There was a basket full of Little Debbie's snacks because, well my dad was a notorious sweet tooth.
One month after his passing his memorial service and inurnment was held at Miramar National Cemetary. There was a bugle playing Taps, flag-folding and presentation to my mom and prayer. It was beautiful and we'll soon visit his grave site when the headstone is in place.
Afterwards we all went out for Mexican food because my dad really always loved Mexican food and naturally, because it was Cinco de Mayo and you have to have a margarita on that day!
My kids and my cousin's kids
On the morning that my dad passed, the hospice nurse was there and we were standing together with my mom in the kitchen. The nurse asked mom how she was feeling and my mom paused and then said with a smile, "Honestly, I'm a little jealous. He's in Heaven!" It was matter of fact and truthful. Yes, now he's free of all Earthly worries. Free of pain. He knows all. What a beautiful thought.

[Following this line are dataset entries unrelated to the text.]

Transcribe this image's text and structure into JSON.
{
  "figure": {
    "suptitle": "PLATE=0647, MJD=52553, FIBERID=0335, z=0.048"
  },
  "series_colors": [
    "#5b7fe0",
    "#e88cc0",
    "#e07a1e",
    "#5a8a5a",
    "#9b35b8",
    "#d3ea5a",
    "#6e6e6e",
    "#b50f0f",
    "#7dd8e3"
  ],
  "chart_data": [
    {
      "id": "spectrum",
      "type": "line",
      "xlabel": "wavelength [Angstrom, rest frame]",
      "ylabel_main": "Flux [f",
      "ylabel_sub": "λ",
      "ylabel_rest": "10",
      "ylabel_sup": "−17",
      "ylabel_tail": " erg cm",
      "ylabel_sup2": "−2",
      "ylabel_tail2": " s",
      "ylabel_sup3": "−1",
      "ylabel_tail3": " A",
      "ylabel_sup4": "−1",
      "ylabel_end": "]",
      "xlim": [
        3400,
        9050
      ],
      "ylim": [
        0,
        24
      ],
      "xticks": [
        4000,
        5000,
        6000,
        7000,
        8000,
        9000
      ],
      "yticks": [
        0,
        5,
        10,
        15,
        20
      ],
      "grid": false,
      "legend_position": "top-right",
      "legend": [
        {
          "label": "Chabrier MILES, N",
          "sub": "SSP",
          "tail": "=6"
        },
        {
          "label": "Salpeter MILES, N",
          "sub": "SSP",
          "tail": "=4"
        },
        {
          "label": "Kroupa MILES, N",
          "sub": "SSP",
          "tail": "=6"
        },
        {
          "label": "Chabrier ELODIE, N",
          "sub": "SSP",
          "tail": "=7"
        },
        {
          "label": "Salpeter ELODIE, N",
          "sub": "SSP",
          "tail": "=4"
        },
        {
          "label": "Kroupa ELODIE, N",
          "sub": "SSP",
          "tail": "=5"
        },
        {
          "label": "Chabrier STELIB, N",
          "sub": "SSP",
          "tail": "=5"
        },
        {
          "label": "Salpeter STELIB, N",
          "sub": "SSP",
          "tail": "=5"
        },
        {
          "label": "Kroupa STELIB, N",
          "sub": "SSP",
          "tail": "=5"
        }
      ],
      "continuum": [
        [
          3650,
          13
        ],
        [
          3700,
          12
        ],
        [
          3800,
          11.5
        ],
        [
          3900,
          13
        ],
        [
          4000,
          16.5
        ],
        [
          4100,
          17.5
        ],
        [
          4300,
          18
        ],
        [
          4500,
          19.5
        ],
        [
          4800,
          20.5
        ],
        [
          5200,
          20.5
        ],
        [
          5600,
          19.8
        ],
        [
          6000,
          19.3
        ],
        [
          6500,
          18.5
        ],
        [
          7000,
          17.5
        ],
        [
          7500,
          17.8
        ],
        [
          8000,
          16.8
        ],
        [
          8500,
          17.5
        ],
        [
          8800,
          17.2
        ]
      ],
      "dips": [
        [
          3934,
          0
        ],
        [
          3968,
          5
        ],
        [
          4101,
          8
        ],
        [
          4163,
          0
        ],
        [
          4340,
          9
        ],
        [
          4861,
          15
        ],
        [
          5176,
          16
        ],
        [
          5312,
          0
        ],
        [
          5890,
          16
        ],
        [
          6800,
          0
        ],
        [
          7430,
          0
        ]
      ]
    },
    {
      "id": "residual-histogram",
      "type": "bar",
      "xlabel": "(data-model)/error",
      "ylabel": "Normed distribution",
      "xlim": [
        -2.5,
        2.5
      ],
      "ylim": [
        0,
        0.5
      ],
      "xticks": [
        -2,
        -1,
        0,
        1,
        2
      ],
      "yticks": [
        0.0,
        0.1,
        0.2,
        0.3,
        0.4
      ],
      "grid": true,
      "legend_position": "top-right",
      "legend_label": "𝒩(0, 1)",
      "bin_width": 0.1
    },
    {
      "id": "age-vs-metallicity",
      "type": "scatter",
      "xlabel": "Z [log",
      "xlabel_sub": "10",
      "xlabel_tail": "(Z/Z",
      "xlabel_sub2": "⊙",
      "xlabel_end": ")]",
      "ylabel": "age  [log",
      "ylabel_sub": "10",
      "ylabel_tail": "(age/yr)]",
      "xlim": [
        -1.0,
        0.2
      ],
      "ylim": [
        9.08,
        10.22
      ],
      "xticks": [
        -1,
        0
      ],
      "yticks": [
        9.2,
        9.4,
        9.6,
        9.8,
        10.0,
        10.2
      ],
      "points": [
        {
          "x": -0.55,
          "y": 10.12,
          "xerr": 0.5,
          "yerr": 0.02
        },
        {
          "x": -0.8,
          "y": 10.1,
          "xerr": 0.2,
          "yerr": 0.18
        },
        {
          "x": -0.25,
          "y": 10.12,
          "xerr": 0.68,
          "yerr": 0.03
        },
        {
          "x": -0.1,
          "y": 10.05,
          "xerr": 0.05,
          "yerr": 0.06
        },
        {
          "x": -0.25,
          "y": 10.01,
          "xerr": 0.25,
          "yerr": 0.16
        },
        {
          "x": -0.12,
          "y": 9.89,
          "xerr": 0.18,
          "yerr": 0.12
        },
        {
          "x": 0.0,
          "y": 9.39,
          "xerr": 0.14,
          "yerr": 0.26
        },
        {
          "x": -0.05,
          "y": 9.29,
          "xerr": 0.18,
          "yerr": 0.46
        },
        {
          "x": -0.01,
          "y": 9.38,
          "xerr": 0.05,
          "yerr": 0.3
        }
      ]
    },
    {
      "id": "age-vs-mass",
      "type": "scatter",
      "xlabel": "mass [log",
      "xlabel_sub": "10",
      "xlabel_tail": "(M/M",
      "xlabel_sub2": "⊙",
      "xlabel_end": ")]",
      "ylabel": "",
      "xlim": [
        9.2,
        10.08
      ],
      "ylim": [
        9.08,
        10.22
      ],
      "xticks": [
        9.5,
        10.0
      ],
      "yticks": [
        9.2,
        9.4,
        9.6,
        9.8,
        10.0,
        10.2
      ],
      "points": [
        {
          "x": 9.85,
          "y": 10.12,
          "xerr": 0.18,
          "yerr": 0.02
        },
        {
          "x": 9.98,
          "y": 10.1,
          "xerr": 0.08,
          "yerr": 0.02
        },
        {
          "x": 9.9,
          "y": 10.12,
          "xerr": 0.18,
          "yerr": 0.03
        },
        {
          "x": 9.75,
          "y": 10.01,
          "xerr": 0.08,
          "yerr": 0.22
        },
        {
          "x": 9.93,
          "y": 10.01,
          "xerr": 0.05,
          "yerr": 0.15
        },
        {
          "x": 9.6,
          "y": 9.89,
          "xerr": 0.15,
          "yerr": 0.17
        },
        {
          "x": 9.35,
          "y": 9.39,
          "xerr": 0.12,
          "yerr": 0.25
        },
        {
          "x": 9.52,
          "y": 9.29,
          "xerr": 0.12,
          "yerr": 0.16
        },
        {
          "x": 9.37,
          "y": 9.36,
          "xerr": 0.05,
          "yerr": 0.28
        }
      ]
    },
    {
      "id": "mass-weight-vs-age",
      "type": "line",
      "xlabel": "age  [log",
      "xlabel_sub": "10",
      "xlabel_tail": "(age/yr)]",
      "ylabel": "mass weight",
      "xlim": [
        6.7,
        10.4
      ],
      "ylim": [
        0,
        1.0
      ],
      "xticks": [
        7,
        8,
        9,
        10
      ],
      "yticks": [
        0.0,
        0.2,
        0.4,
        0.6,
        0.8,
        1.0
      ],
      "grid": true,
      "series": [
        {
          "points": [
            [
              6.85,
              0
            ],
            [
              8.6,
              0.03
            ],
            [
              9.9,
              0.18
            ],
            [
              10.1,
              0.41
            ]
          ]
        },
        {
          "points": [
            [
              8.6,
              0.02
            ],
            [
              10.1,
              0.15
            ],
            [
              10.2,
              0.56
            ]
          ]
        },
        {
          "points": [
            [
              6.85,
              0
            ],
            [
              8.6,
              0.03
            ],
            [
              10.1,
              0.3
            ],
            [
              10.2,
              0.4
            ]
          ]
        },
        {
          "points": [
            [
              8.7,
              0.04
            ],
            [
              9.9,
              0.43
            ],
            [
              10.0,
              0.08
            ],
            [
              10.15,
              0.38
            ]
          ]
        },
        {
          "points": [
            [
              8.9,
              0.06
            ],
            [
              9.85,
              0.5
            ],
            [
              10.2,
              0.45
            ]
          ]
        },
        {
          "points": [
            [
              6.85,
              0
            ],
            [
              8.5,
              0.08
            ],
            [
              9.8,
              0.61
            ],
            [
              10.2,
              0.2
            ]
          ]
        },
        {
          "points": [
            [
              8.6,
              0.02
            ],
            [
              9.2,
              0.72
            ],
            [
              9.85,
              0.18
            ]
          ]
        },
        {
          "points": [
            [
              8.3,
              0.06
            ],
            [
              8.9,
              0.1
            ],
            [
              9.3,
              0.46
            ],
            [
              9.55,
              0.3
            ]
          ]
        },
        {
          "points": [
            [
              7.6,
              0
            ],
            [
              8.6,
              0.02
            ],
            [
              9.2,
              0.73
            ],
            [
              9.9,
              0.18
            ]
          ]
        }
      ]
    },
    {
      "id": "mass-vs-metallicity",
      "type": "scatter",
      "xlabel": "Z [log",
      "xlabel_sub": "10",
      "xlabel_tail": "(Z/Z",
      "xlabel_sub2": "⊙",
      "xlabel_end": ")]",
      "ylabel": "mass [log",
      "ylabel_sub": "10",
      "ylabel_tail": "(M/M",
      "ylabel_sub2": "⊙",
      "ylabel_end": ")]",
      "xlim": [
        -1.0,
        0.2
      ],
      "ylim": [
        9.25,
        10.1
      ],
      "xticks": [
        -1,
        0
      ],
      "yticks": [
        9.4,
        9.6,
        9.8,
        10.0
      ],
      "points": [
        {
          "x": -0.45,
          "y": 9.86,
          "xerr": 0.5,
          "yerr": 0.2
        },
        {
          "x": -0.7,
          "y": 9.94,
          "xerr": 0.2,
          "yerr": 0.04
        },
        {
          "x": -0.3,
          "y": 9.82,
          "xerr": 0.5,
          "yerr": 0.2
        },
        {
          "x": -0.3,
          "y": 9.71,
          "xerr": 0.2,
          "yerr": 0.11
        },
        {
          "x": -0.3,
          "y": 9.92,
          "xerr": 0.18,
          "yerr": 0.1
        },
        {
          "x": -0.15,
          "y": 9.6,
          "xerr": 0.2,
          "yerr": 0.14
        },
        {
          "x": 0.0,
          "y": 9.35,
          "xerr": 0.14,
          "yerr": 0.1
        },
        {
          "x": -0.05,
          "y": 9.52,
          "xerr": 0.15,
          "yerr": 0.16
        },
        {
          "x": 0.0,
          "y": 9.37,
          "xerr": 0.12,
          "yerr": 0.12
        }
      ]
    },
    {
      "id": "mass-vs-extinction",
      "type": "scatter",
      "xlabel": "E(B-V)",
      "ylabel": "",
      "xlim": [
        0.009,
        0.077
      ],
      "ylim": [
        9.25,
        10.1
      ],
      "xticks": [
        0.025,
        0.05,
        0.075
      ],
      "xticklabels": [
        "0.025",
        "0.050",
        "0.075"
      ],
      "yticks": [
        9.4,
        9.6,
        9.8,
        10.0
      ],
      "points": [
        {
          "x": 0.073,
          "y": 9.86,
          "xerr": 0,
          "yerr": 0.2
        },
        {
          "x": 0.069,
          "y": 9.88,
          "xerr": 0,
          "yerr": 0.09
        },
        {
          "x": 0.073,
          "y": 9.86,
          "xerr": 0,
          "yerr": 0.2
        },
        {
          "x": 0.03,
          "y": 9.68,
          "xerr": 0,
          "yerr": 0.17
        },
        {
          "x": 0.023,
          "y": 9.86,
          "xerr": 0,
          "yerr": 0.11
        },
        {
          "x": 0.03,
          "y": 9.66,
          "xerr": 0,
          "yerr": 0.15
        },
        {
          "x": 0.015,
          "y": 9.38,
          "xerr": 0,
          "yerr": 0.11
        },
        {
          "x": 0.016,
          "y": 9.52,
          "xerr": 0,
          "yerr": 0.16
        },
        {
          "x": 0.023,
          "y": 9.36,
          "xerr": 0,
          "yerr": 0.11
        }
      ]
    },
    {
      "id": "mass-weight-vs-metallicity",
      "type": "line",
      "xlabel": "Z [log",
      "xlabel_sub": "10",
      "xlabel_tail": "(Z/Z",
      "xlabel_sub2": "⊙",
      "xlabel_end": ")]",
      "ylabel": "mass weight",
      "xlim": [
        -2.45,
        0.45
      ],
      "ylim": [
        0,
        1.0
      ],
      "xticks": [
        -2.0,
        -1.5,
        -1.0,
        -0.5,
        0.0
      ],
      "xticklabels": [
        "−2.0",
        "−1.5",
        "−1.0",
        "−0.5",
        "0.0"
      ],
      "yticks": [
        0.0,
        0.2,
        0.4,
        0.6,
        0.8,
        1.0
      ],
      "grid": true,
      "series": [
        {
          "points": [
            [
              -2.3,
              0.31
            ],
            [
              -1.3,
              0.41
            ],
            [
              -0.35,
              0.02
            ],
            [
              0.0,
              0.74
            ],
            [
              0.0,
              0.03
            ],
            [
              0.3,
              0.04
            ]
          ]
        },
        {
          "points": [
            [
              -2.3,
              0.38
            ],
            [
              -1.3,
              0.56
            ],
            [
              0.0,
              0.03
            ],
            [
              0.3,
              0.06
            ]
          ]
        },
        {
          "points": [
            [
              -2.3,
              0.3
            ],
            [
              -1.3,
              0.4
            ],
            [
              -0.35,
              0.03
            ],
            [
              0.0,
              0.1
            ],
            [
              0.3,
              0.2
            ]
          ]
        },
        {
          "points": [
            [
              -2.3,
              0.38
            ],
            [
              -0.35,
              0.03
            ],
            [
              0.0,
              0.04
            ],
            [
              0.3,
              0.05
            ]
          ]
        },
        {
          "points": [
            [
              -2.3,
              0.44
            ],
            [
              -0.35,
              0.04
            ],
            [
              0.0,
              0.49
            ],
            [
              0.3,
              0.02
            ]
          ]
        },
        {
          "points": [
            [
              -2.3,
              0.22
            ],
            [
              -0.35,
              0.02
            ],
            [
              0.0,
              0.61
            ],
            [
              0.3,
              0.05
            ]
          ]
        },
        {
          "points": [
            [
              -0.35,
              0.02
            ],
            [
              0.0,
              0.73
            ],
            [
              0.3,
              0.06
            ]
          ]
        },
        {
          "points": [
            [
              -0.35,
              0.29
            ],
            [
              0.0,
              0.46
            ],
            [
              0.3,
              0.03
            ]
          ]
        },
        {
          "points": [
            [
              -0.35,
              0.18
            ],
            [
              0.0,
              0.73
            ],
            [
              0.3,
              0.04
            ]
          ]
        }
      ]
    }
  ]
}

And it was relief for us too. Any concerns we had coming up to the end had finally been answered. How was it finally going to end? Would he have a heart-attack from not eating? We had all been so afraid that he would be bedridden for weeks, laying in a coma while we waited. My son had been bothered by it for months and daily I would remind him that only God knows our future, we never know how or when it will come. It happened as we'd prayed for...as peacefully as death could be for someone with terminal cancer.
Yes, I miss him. Especially with Father's Day approaching and I don't have my dad here anymore. Even though we've known this time was coming, it's still odd to think that he's no longer on this Earth. When he was first diagnosed, he was given one year to live by his doctors. We had looked online at statistics for this type of cancer (Renal) and saw that nobody lived past 5 years. And he seriously lived just 5 years after his diagnosis. In fact, my mother recalls that he was diagnosed just a few days before her birthday so for what we think, it could have been 5 years to the day...It would be like my dad to be so precise!
I love you and miss you Dad. Happy Father's Day.